Investigadores del CONICET hallaron en La Rioja un fósil de Chiniquodon theotonicus que demuestra que la viviparidad existió en el Triásico, unos 95 millones de años antes de lo estimado.
Un equipo de investigadores del CONICET publicó en la revista Frontiers in Mammal Science un estudio sobre un fósil de 236 millones de años hallado en la provincia de La Rioja. El espécimen, denominado CRILAR-PV109, pertenece a la especie Chiniquodon theotonicus, un cinodonte considerado ancestro directo de los mamíferos. El análisis de su microestructura ósea indica que estos animales ya podían dar a luz crías vivas durante el periodo Triásico.
El paleontólogo Leandro Gaetano, del Instituto de Estudios Andinos Don Pablo Groeber y la Universidad de Buenos Aires, lideró la investigación. Los restos fueron recuperados en la Formación Chañares y corresponden al ejemplar de mayor tamaño registrado para esa especie. Su estado de conservación permitió aplicar técnicas histológicas avanzadas sobre las extremidades.
Antecedentes científicos sobre el origen de la viviparidad
Hasta la publicación de este trabajo, la comunidad científica internacional sostenía que la viviparidad surgió hace aproximadamente 140 millones de años, en el Cretácico, vinculada a la diversificación de los mamíferos placentarios primitivos. Las teorías previas asumían que los linajes del Triásico mantenían exclusivamente la postura de huevos con cáscara.
La ausencia de evidencia directa en el registro fósil dejaba abierta la discusión sobre el momento exacto en que los cinodontes abandonaron el desarrollo ovíparo.

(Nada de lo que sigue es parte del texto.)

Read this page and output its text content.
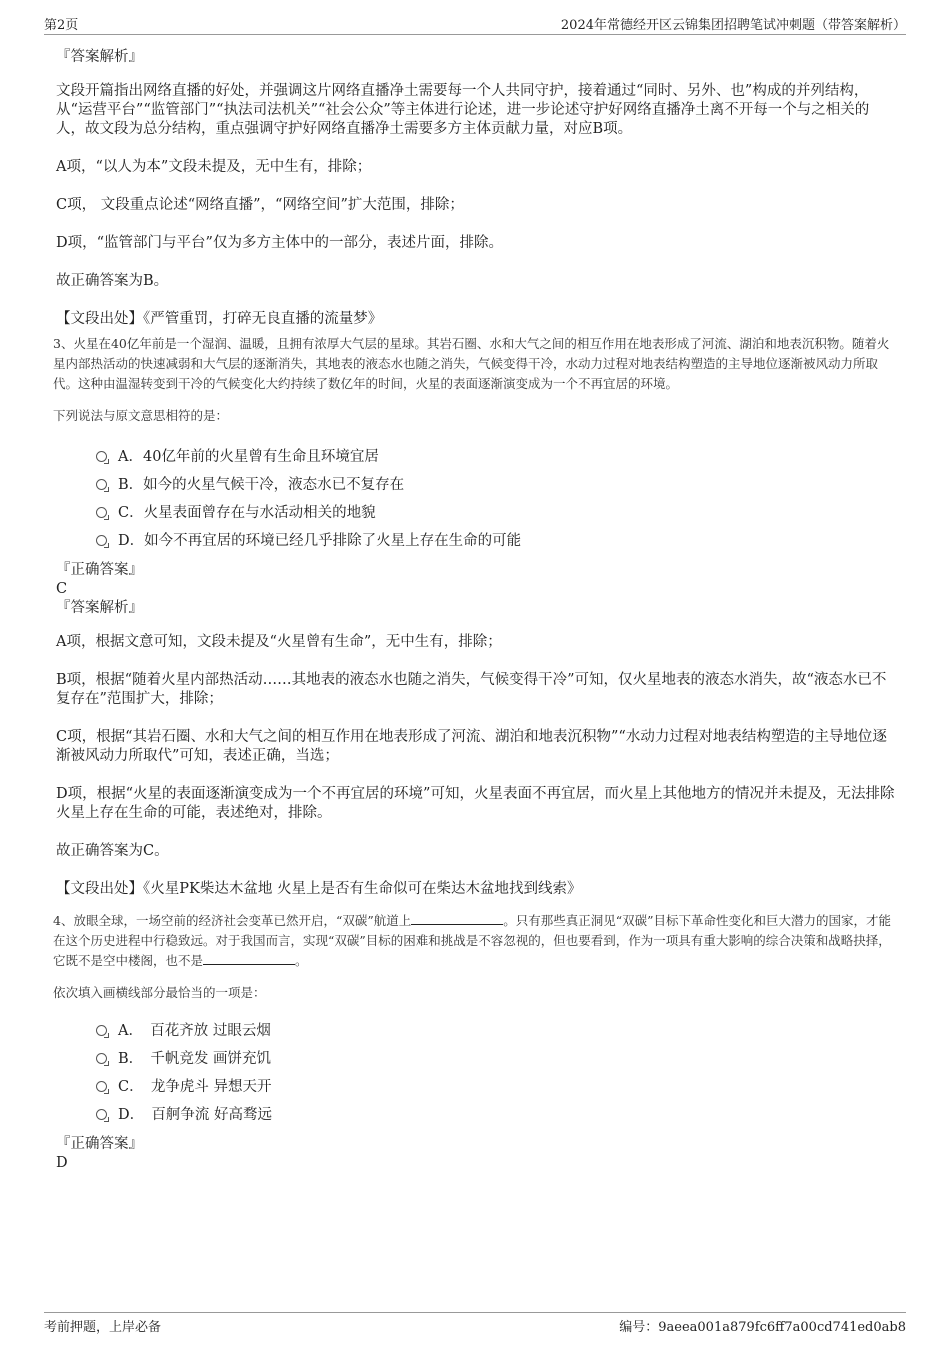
第2页	2024年常德经开区云锦集团招聘笔试冲刺题（带答案解析）

『答案解析』

文段开篇指出网络直播的好处，并强调这片网络直播净土需要每一个人共同守护，接着通过“同时、另外、也”构成的并列结构，从“运营平台”“监管部门”“执法司法机关”“社会公众”等主体进行论述，进一步论述守护好网络直播净土离不开每一个与之相关的人，故文段为总分结构，重点强调守护好网络直播净土需要多方主体贡献力量，对应B项。

A项，“以人为本”文段未提及，无中生有，排除；

C项， 文段重点论述“网络直播”，“网络空间”扩大范围，排除；

D项，“监管部门与平台”仅为多方主体中的一部分，表述片面，排除。

故正确答案为B。

【文段出处】《严管重罚，打碎无良直播的流量梦》

3、火星在40亿年前是一个湿润、温暖，且拥有浓厚大气层的星球。其岩石圈、水和大气之间的相互作用在地表形成了河流、湖泊和地表沉积物。随着火星内部热活动的快速减弱和大气层的逐渐消失，其地表的液态水也随之消失，气候变得干冷，水动力过程对地表结构塑造的主导地位逐渐被风动力所取代。这种由温湿转变到干冷的气候变化大约持续了数亿年的时间，火星的表面逐渐演变成为一个不再宜居的环境。

下列说法与原文意思相符的是：

A．40亿年前的火星曾有生命且环境宜居
B．如今的火星气候干冷，液态水已不复存在
C．火星表面曾存在与水活动相关的地貌
D．如今不再宜居的环境已经几乎排除了火星上存在生命的可能

『正确答案』

C

『答案解析』

A项，根据文意可知，文段未提及“火星曾有生命”，无中生有，排除；

B项，根据“随着火星内部热活动……其地表的液态水也随之消失，气候变得干冷”可知，仅火星地表的液态水消失，故“液态水已不复存在”范围扩大，排除；

C项，根据“其岩石圈、水和大气之间的相互作用在地表形成了河流、湖泊和地表沉积物”“水动力过程对地表结构塑造的主导地位逐渐被风动力所取代”可知，表述正确，当选；

D项，根据“火星的表面逐渐演变成为一个不再宜居的环境”可知，火星表面不再宜居，而火星上其他地方的情况并未提及，无法排除火星上存在生命的可能，表述绝对，排除。

故正确答案为C。

【文段出处】《火星PK柴达木盆地 火星上是否有生命似可在柴达木盆地找到线索》

4、放眼全球，一场空前的经济社会变革已然开启，“双碳”航道上	。只有那些真正洞见“双碳”目标下革命性变化和巨大潜力的国家，才能在这个历史进程中行稳致远。对于我国而言，实现“双碳”目标的困难和挑战是不容忽视的，但也要看到，作为一项具有重大影响的综合决策和战略抉择，它既不是空中楼阁，也不是	。

依次填入画横线部分最恰当的一项是：

A．　百花齐放 过眼云烟
B．　千帆竞发 画饼充饥
C．　龙争虎斗 异想天开
D．　百舸争流 好高骛远

『正确答案』

D

考前押题，上岸必备	编号：9aeea001a879fc6ff7a00cd741ed0ab8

Evidencia en la microestructura ósea
El equipo identificó en la estructura interna de los huesos una línea neonatal, una marca no cíclica de crecimiento que se forma tras un cambio brusco en la tasa de desarrollo inmediatamente posterior al alumbramiento. Este fenómeno se observa en las especies de mamíferos placentarios actuales.

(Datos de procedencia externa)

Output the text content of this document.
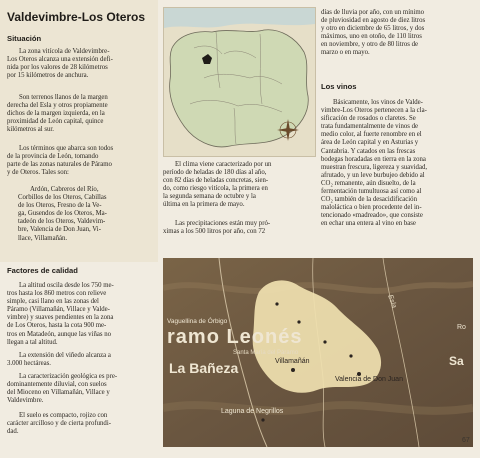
Valdevimbre-Los Oteros
Situación
La zona vitícola de Valdevimbre-
Los Oteros alcanza una extensión defi-
nida por los valores de 28 kilómetros
por 15 kilómetros de anchura.
Son terrenos llanos de la margen
derecha del Esla y otros propiamente
dichos de la margen izquierda, en la
proximidad de León capital, quince
kilómetros al sur.
Los términos que abarca son todos
de la provincia de León, tomando
parte de las zonas naturales de Páramo
y de Oteros. Tales son:
Ardón, Cabreros del Río,
Corbillos de los Oteros, Cabillas
de los Oteros, Fresno de la Ve-
ga, Gusendos de los Oteros, Ma-
tadeón de los Oteros, Valdevim-
bre, Valencia de Don Juan, Vi-
llace, Villamañán.
Factores de calidad
La altitud oscila desde los 750 me-
tros hasta los 860 metros con relieve
simple, casi llano en las zonas del
Páramo (Villamañán, Villace y Valde-
vimbre) y suaves pendientes en la zona
de Los Oteros, hasta la cota 900 me-
tros en Matadeón, aunque las viñas no
llegan a tal altitud.
La extensión del viñedo alcanza a
3.000 hectáreas.
La caracterización geológica es pre-
dominantemente diluvial, con suelos
del Mioceno en Villamañán, Villace y
Valdevimbre.
El suelo es compacto, rojizo con
carácter arcilloso y de cierta profundi-
dad.
El clima viene caracterizado por un
período de heladas de 180 días al año,
con 82 días de heladas concretas, sien-
do, como riesgo vitícola, la primera en
la segunda semana de octubre y la
última en la primera de mayo.
Las precipitaciones están muy pró-
ximas a los 500 litros por año, con 72
días de lluvia por año, con un mínimo
de pluviosidad en agosto de diez litros
y otro en diciembre de 65 litros, y dos
máximos, uno en otoño, de 110 litros
en noviembre, y otro de 80 litros de
marzo o en mayo.
Los vinos
Básicamente, los vinos de Valde-
vimbre-Los Oteros pertenecen a la cla-
sificación de rosados o claretes. Se
trata fundamentalmente de vinos de
medio color, al fuerte renombre en el
área de León capital y en Asturias y
Cantabria. Y catados en las frescas
bodegas horadadas en tierra en la zona
muestran frescura, ligereza y suavidad,
afrutado, y un leve burbujeo debido al
CO₂ remanente, aún disuelto, de la
fermentación tumultuosa así como al
CO₂ también de la desacidificación
maloláctica o bien procedente del in-
tencionado «madreado», que consiste
en echar una entera al vino en base
ramo Leonés
La Bañeza	Villamañán
Valencia de Don Juan
Laguna de Negrillos
Vaguellina de Órbigo
Santa María del Páramo
Sa
Ro
Esla
67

A partir de la circunferencia de este anillo, los paleontólogos calcularon la masa corporal al nacer de esta especie extinta. Las proyecciones determinaron que el animal pesaba 1,7 kilogramos al nacer y alcanzaba los 12 kilogramos en edad adulta. La relación entre la masa neonatal y la masa adulta representa un 14 % del peso final, proporción similar a la de los mamíferos modernos y distante de las métricas de reptiles y aves.
Implicancias y próximos pasos
El adelanto de entre 90 y 95 millones de años en la cronología de la reproducción vivípara demuestra que esta estrategia biológica ya existía en los antepasados directos de los mamíferos. El estudio contó con la colaboración del Museo Carlos Ameghino y centros de investigación de Sudáfrica.
Actualmente, los expertos del equipo del CONICET analizan nuevos ejemplares triásicos procedentes de diversos yacimientos argentinos. El objetivo es determinar si esta estrategia reproductiva constituía un rasgo extendido en el grupo o si representó un evento evolutivo aislado.